It seems all the toddler-aged kids these days (Western/American anyway, I can't speak to other cultures) all act similarly - squabbling with siblings, slapping each other, throwing fits during bike rides and their parents having to bring them home. I am not speaking of poor parenting here; it just seems like an innate quality of kids that age is to scream a lot and be really difficult and just...poorly behaved, because they don't know what manners are yet! 3 year olds are just mean to their siblings for the most part!
However, has this the case throughout history? I have trouble imagining it in past eras. Is there evidence of kids acting this way in ancient Rome or in Victorian households? Or did past eras use corporal punishment to force kids to go against (what seems to be) their innate nature to squabble and scream at their siblings? Did toddlers of older times understand manners far before modern kids do (which seems to start to be around 4 or 5 now)? Or has this always been the case, but other eras never bothered to document it?

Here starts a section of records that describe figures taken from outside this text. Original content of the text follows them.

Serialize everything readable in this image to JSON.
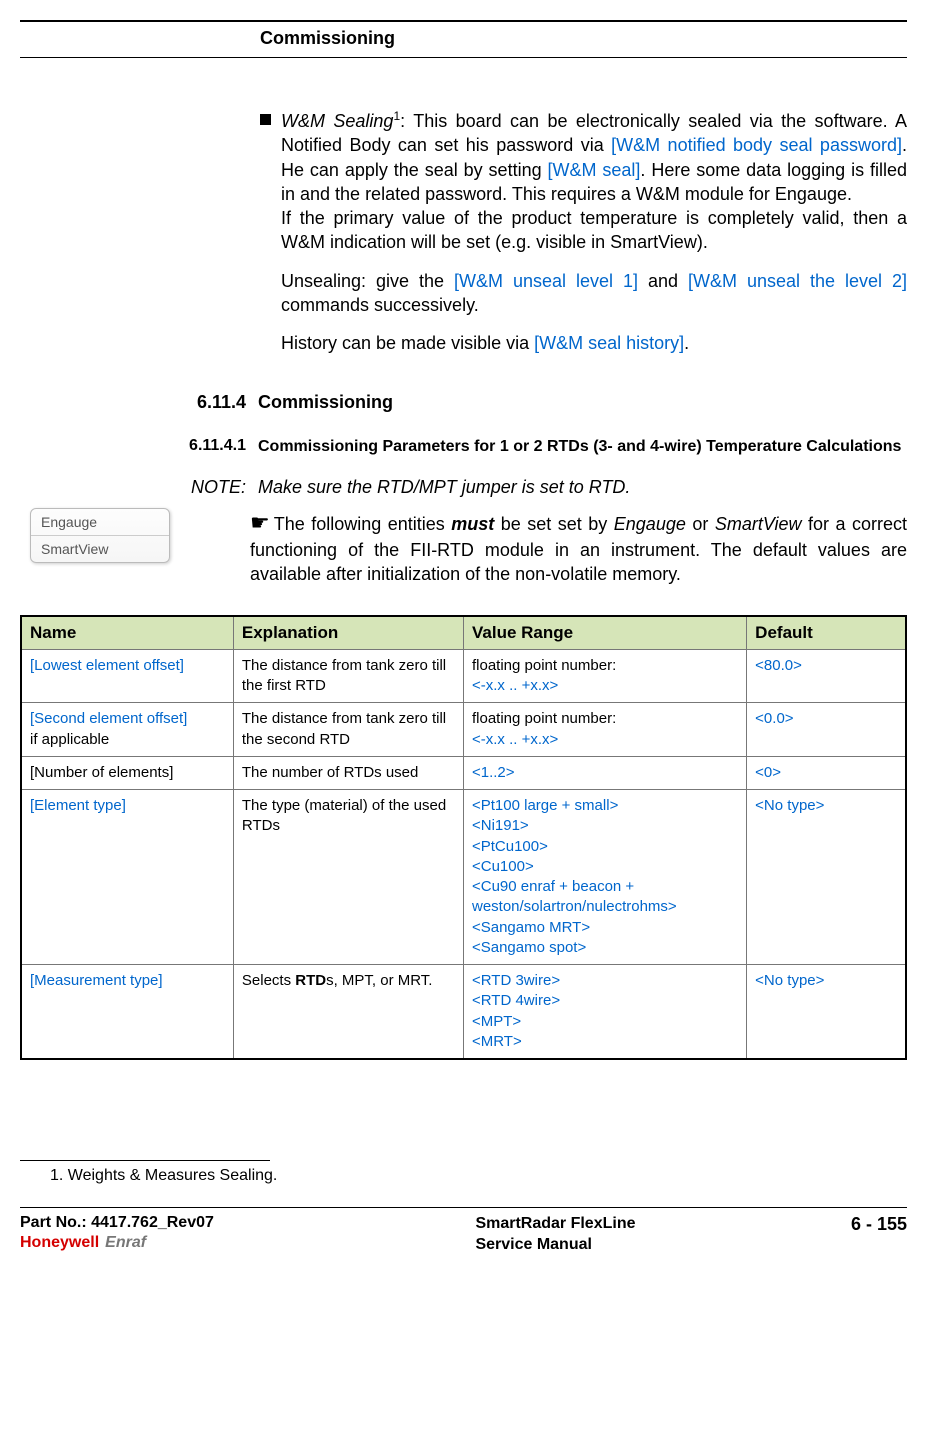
{
  "header": {
    "title": "Commissioning"
  },
  "bullet": {
    "lead_italic": "W&M Sealing",
    "sup": "1",
    "text1": ": This board can be electronically sealed via the software. A Notified Body can set his password via ",
    "link1": "[W&M notified body seal password]",
    "text2": ". He can apply the seal by setting ",
    "link2": "[W&M seal]",
    "text3": ". Here some data logging is filled in and the related password. This requires a W&M module for Engauge.",
    "para2": "If the primary value of the product temperature is completely valid, then a W&M indication will be set (e.g. visible in SmartView).",
    "para3a": "Unsealing: give the ",
    "link3": "[W&M unseal level 1]",
    "para3b": " and ",
    "link4": "[W&M unseal the level 2]",
    "para3c": " commands successively.",
    "para4a": "History can be made visible via ",
    "link5": "[W&M seal history]",
    "para4b": "."
  },
  "section": {
    "num": "6.11.4",
    "title": "Commissioning"
  },
  "subsection": {
    "num": "6.11.4.1",
    "title": "Commissioning Parameters for 1 or 2 RTDs (3- and 4-wire) Temperature Calculations"
  },
  "note": {
    "label": "NOTE:",
    "text": "Make sure the RTD/MPT jumper is set to RTD."
  },
  "badge": {
    "line1": "Engauge",
    "line2": "SmartView"
  },
  "pointer": {
    "text_a": "The following entities ",
    "bold1": "must",
    "text_b": " be set set by ",
    "ital1": "Engauge",
    "text_c": " or ",
    "ital2": "SmartView",
    "text_d": " for a correct functioning of the FII-RTD module in an instrument. The default values are available after initialization of the non-volatile memory."
  },
  "table": {
    "headers": {
      "name": "Name",
      "expl": "Explanation",
      "range": "Value Range",
      "def": "Default"
    },
    "row1": {
      "name": "[Lowest element offset]",
      "expl": "The distance from tank zero till the first RTD",
      "range_a": "floating point number:",
      "range_b": "<-x.x .. +x.x>",
      "def": "<80.0>"
    },
    "row2": {
      "name_a": "[Second element offset]",
      "name_b": "if applicable",
      "expl": "The distance from tank zero till the second RTD",
      "range_a": "floating point number:",
      "range_b": "<-x.x .. +x.x>",
      "def": "<0.0>"
    },
    "row3": {
      "name": "[Number of elements]",
      "expl": "The number of RTDs used",
      "range": "<1..2>",
      "def": "<0>"
    },
    "row4": {
      "name": "[Element type]",
      "expl": "The type (material) of the used RTDs",
      "r1": "<Pt100 large + small>",
      "r2": "<Ni191>",
      "r3": "<PtCu100>",
      "r4": "<Cu100>",
      "r5": "<Cu90 enraf + beacon + weston/solartron/nulectrohms>",
      "r6": "<Sangamo MRT>",
      "r7": "<Sangamo spot>",
      "def": "<No type>"
    },
    "row5": {
      "name": "[Measurement type]",
      "expl_a": "Selects ",
      "expl_bold": "RTD",
      "expl_b": "s, MPT, or MRT.",
      "r1": "<RTD 3wire>",
      "r2": "<RTD 4wire>",
      "r3": "<MPT>",
      "r4": "<MRT>",
      "def": "<No type>"
    }
  },
  "footnote": "1. Weights & Measures Sealing.",
  "footer": {
    "part": "Part No.: 4417.762_Rev07",
    "logo1": "Honeywell",
    "logo2": "Enraf",
    "center1": "SmartRadar FlexLine",
    "center2": "Service Manual",
    "right": "6 - 155"
  }
}
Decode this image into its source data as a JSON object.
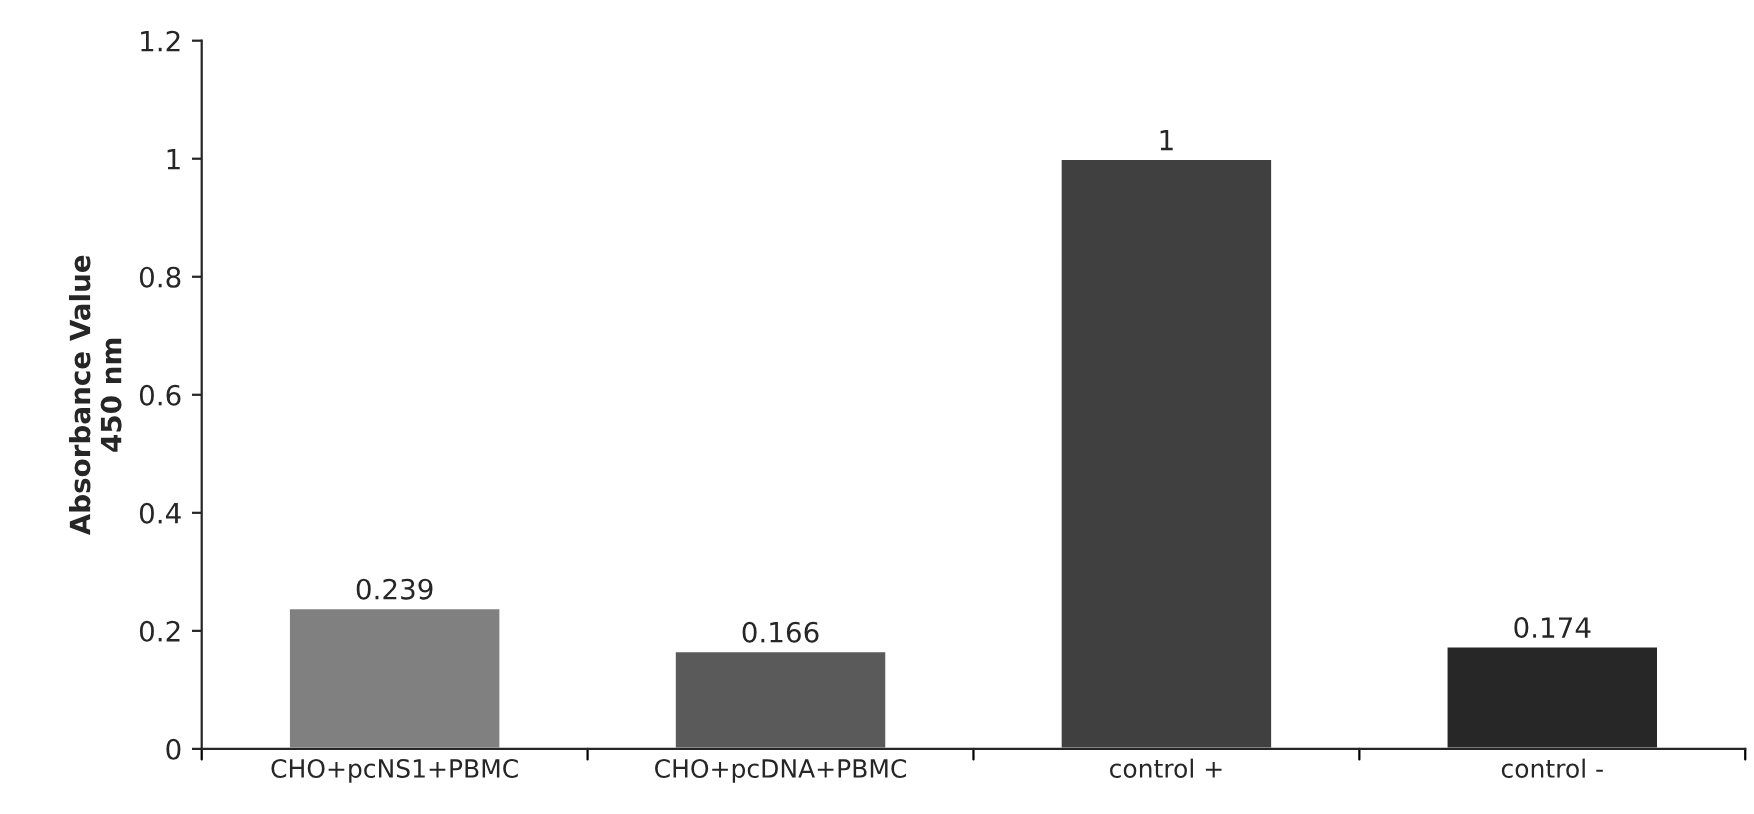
{
  "chart_data": {
    "type": "bar",
    "ylabel": "Absorbance Value\n450 nm",
    "categories": [
      "CHO+pcNS1+PBMC",
      "CHO+pcDNA+PBMC",
      "control +",
      "control -"
    ],
    "values": [
      0.239,
      0.166,
      1,
      0.174
    ],
    "colors": [
      "#808080",
      "#5a5a5a",
      "#404040",
      "#272727"
    ],
    "ylim": [
      0,
      1.2
    ],
    "yticks": [
      0,
      0.2,
      0.4,
      0.6,
      0.8,
      1,
      1.2
    ],
    "data_labels": true,
    "grid": false,
    "legend": false
  }
}
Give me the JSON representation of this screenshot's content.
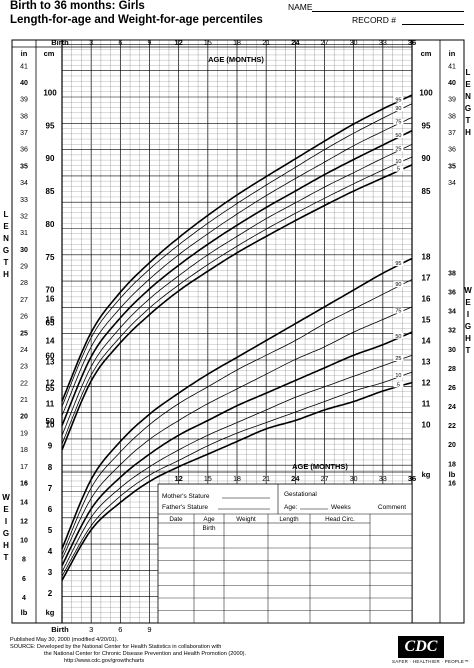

(I understand that in some eras and upper-class households, kids were handled by nurses during the "doesn't understand manners yet" age range. However that doesn't mean that the kids didn't act that way, it just means it was seen less in upper-class society, I would think? So I am not necessarily referring to whether the children were seen behaving that way).
I would love to learn more! Thank you.
More can be said if anyone else has something to add, but you may be interested in this response by /u/edhistory101: I'm a medieval toddler having dinner with my family. Do I refuse to eat peas and throw my spoon like my modern contemporaries, or are the terrible twos and tantrums a modern phenomenon as some would suggest?